A further statement added to the maximumValue could clarify this:

Zero is not equivalent to null when indicating that maximumValue should be treated as absent.

Acknowledging that there may have been different interpretations of these field types, any clarification could be provided with future changes to the affected endpoints with an FDO.

A comment has also been added to the next Maintenance Iteration thread to review some incorrect labels in the descriptions of fields in this schema.

af-stayorgo commented 9 months ago

@nils-work - thanks for this clarification.

I can see the logic in align the approach with RateString, however this would mean that the vast majority of data holders are currently publishing LVR tiers in a non-compliant format (i.e. 90 rather than 0.9 to represent 90%).

Can you please confirm that this approach is final so we can advise our customers accordingly?

I'd recommend that a notice be issued to all data holders on this issue so they can correct their data, and the proposed statements above be added to the CDS as soon as possible.
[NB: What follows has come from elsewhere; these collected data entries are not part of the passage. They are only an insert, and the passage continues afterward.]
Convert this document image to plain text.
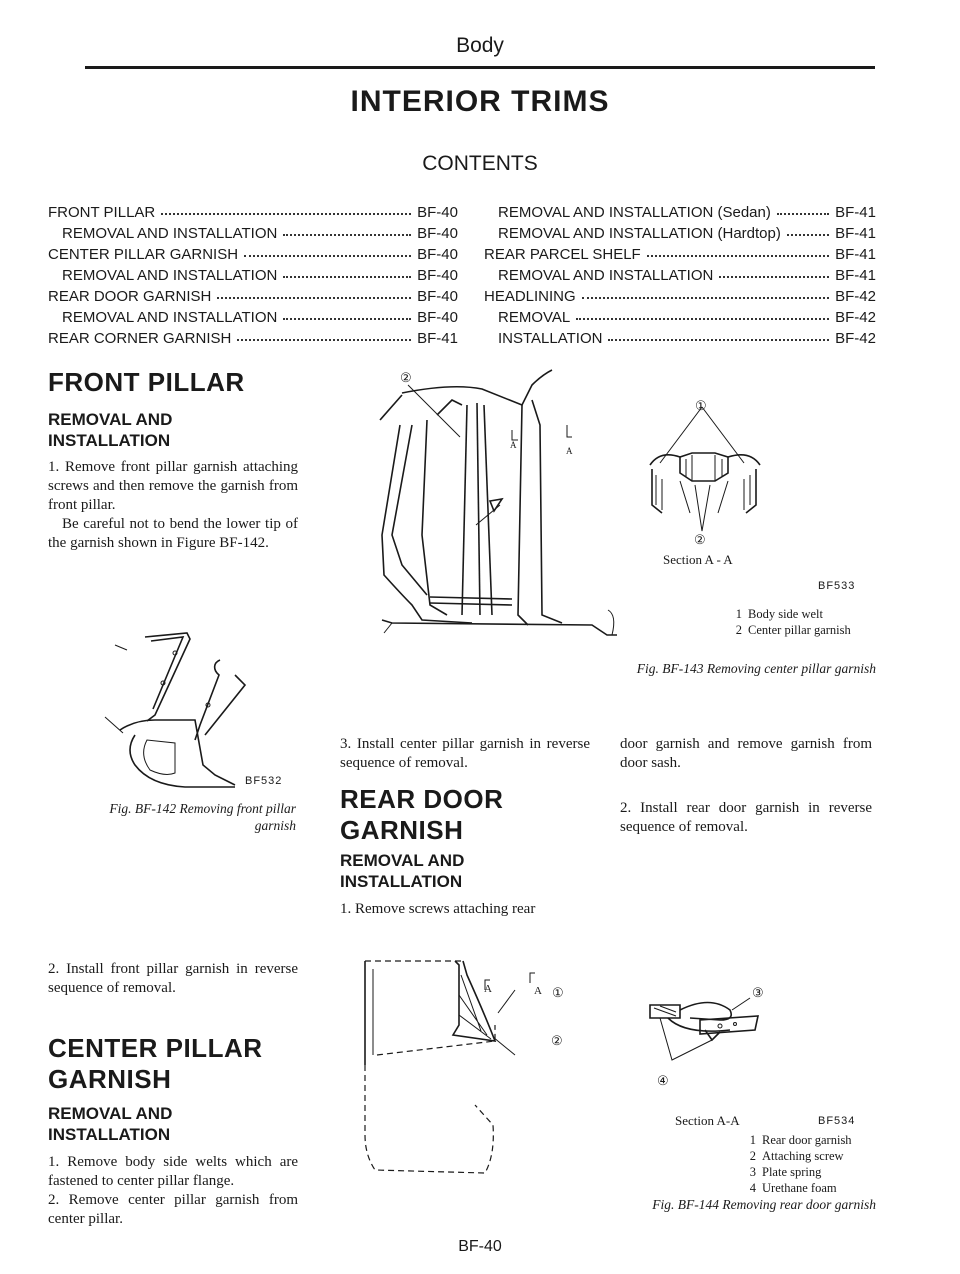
Body
INTERIOR TRIMS
CONTENTS
FRONT PILLAR	BF-40
REMOVAL AND INSTALLATION	BF-40
CENTER PILLAR GARNISH	BF-40
REMOVAL AND INSTALLATION	BF-40
REAR DOOR GARNISH	BF-40
REMOVAL AND INSTALLATION	BF-40
REAR CORNER GARNISH	BF-41
REMOVAL AND INSTALLATION (Sedan)	BF-41
REMOVAL AND INSTALLATION (Hardtop)	BF-41
REAR PARCEL SHELF	BF-41
REMOVAL AND INSTALLATION	BF-41
HEADLINING	BF-42
REMOVAL	BF-42
INSTALLATION	BF-42
FRONT PILLAR
REMOVAL AND
INSTALLATION

1. Remove front pillar garnish attaching screws and then remove the garnish from front pillar.

Be careful not to bend the lower tip of the garnish shown in Figure BF-142.

BF532
Fig. BF-142 Removing front pillar
garnish
2. Install front pillar garnish in reverse sequence of removal.
CENTER PILLAR
GARNISH
REMOVAL AND
INSTALLATION

1. Remove body side welts which are fastened to center pillar flange.

2. Remove center pillar garnish from center pillar.

②
A
A
①
②
Section A - A
BF533
1 Body side welt
2 Center pillar garnish
Fig. BF-143 Removing center pillar garnish
3. Install center pillar garnish in reverse sequence of removal.
REAR DOOR
GARNISH
REMOVAL AND
INSTALLATION
1. Remove screws attaching rear
door garnish and remove garnish from door sash.
2. Install rear door garnish in reverse sequence of removal.
A	A ①
②
③
④
Section A-A	BF534
1 Rear door garnish
2 Attaching screw
3 Plate spring
4 Urethane foam
Fig. BF-144 Removing rear door garnish
BF-40
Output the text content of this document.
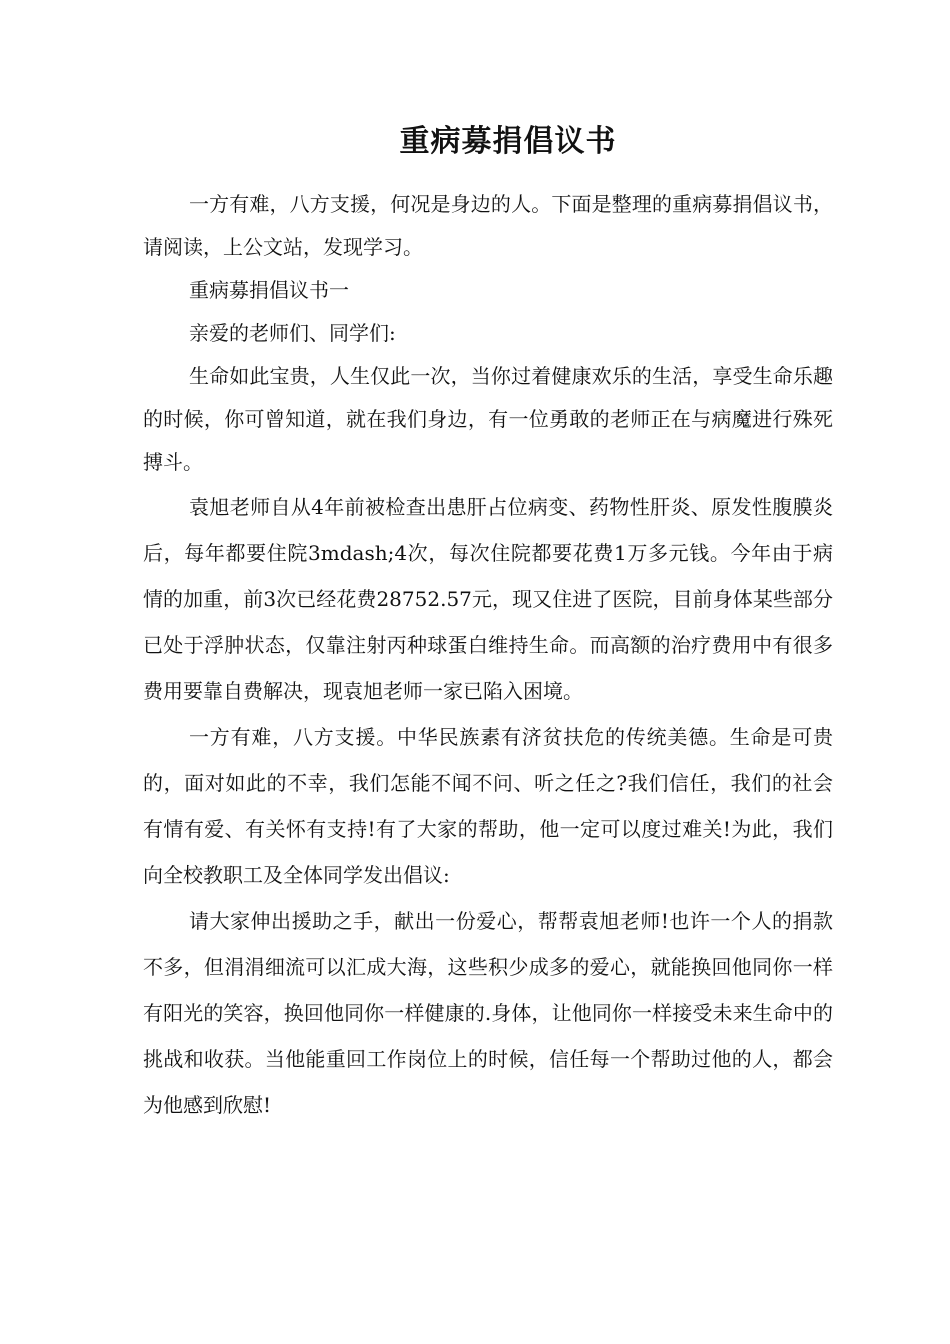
重病募捐倡议书

一方有难，八方支援，何况是身边的人。下面是整理的重病募捐倡议书，请阅读，上公文站，发现学习。

重病募捐倡议书一

亲爱的老师们、同学们:

生命如此宝贵，人生仅此一次，当你过着健康欢乐的生活，享受生命乐趣的时候，你可曾知道，就在我们身边，有一位勇敢的老师正在与病魔进行殊死搏斗。

袁旭老师自从4年前被检查出患肝占位病变、药物性肝炎、原发性腹膜炎后，每年都要住院3mdash;4次，每次住院都要花费1万多元钱。今年由于病情的加重，前3次已经花费28752.57元，现又住进了医院，目前身体某些部分已处于浮肿状态，仅靠注射丙种球蛋白维持生命。而高额的治疗费用中有很多费用要靠自费解决，现袁旭老师一家已陷入困境。

一方有难，八方支援。中华民族素有济贫扶危的传统美德。生命是可贵的，面对如此的不幸，我们怎能不闻不问、听之任之?我们信任，我们的社会有情有爱、有关怀有支持!有了大家的帮助，他一定可以度过难关!为此，我们向全校教职工及全体同学发出倡议:

请大家伸出援助之手，献出一份爱心，帮帮袁旭老师!也许一个人的捐款不多，但涓涓细流可以汇成大海，这些积少成多的爱心，就能换回他同你一样有阳光的笑容，换回他同你一样健康的.身体，让他同你一样接受未来生命中的挑战和收获。当他能重回工作岗位上的时候，信任每一个帮助过他的人，都会为他感到欣慰!
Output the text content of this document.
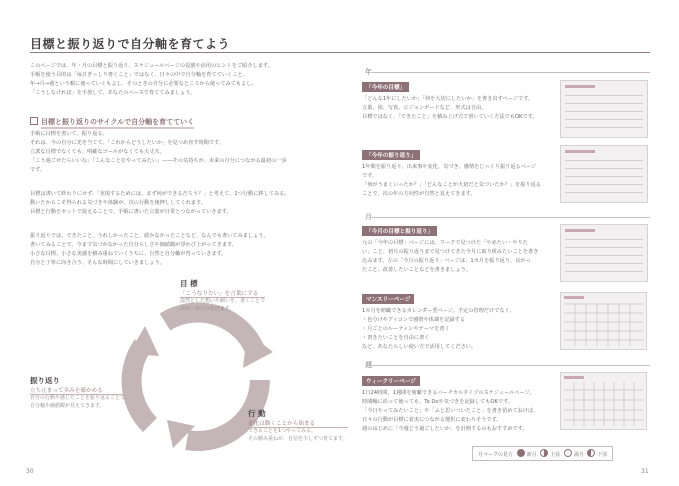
目標と振り返りで自分軸を育てよう

このページでは、年・月の目標と振り返り、スケジュールページの役割や活用のヒントをご紹介します。

手帳を使う目的は「毎日ぎっしり書くこと」ではなく、日々の中で自分軸を育てていくこと。

年→月→週という順に使っていくもよし、そのときの自分に必要なところから使ってみてもよし。

「こうしなければ」を手放して、あなたのペースで育ててみましょう。

目標と振り返りのサイクルで自分軸を育てていく

手帳に目標を書いて、振り返る。

それは、今の自分に光を当てて、「これからどうしたいか」を見つめ直す時間です。

立派な目標でなくても、明確なゴールがなくても大丈夫。

「こう過ごせたらいいな」「こんなことをやってみたい」——その気持ちが、未来の自分につながる最初の一歩

です。

目標は書いて終わりにせず、「実現するためには、まず何ができるだろう？」と考えて、1つ行動に移してみる。

動いたからこそ得られる気づきや体験が、次の行動を後押ししてくれます。

目標と行動をセットで捉えることで、手帳に書いた言葉が日常とつながっていきます。

振り返りでは、できたこと、うれしかったこと、続かなかったことなど、なんでも書いてみましょう。

書いてみることで、今まで気づかなかった自分らしさや価値観が浮かび上がってきます。

小さな目標、小さな実感を積み重ねていくうちに、自然と自分軸が育っていきます。

自分と丁寧に向き合う、そんな時間にしていきましょう。

目 標
「こうなりたい」を言葉にする
漠然とした想いや願いを、書くことで
次の一歩につなげます。
振り返り
立ち止まって歩みを確かめる
自分の行動や感じたことを振り返ることで、
自分軸や価値観が見えてきます。
行 動
変化は動くことから始まる
できることを1つやってみる。
その積み重ねが、自信を少しずつ育てます。
30
年
「今年の目標」

「どんな1年にしたいか」「何を大切にしたいか」を書き出すページです。

言葉、図、写真、ビジョンボードなど、形式は自由。

目標ではなく、「できたこと」を積み上げ式で書いていく方法でもOKです。

「今年の振り返り」

1年間を振り返り、出来事や変化、気づき、感情をじっくり振り返るページ

です。

「何がうまくいったか？」「どんなことが大切だと気づいたか？」を振り返る

ことで、次の年の方向性が自然と見えてきます。

月
「今月の目標と振り返り」

元の「今年の目標」ページには、ワークで見つけた「やめたい・やりた

い」こと、初月の振り返りまで見つけてきた今月に取り組みたいことを書き

込みます。左の「今月の振り返り」ページは、1カ月を振り返り、良かっ

たこと、改善したいことなどを書きましょう。

マンスリーページ

1カ月を俯瞰できるカレンダー型ページ。予定の管理だけでなく、

・色分けやアイコンで感情や体調を記録する

・月ごとのルーティンやテーマを書く

・書きたいことを自由に書く

など、あなたらしい使い方で活用してください。

週
ウィークリーページ

1日24時間、1週間を俯瞰できるバーチカルタイプのスケジュールページ。

時間軸に沿って使っても、To Doや気づきを記録してもOKです。

「今日やってみたいこと」や「ふと思いついたこと」を書き留めておけば、

日々の行動が目標に着実につながる選択に変わりそうです。

週のはじめに「今週どう過ごしたいか」を計画するのもおすすめです。

月マークの見方	新月	上弦	満月	下弦
31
af-stayorgo commented 9 months ago

@nils-work - can you please provide an update on this issue? Thanks

anzbankau commented 9 months ago

Hi @nils-work

Regarding:

A statement could be added to the description of the minimumValue and maximumValue fields to clarify this, to the effect of:

Values associated with the PERCENT unitOfMeasure MUST be stated as a number in the RateString format.

The BankingProductRateTierV3.unitOfMeasure is very literal, so the PERCENTAGE enum value means that pairings like minimumValue = 20 and maximumValue = 80 are read as 20% and 80%.

In contrast, the RateString data type is a general solution to ratios - that can also represent a percentage (by multiplying by 100) when viewed by a person (vs. in computer-to-computer interactions).

We don't believe any standardising on integer vs. decimal and the number of decimals is necessary when number conversion is so broadly supported by platforms, tools and languages. (While the Number data type has the Description "A standard floating point number. Can be positive, negative or zero", the examples include the integer 10, so perhaps the description needs to be expanded. Raised in holistic feedback: https://github.com/ConsumerDataStandardsAustralia/standards-maintenance/issues/612#issuecomment-1749849269.)

nils-work commented 7 months ago

Hi @af-stayorgo, @anzbankau

A statement to clarify the position above has been provided in the Candidate Standards for Banking.

Consultation on making the Candidate Standards binding is now open through Decision Proposal 338.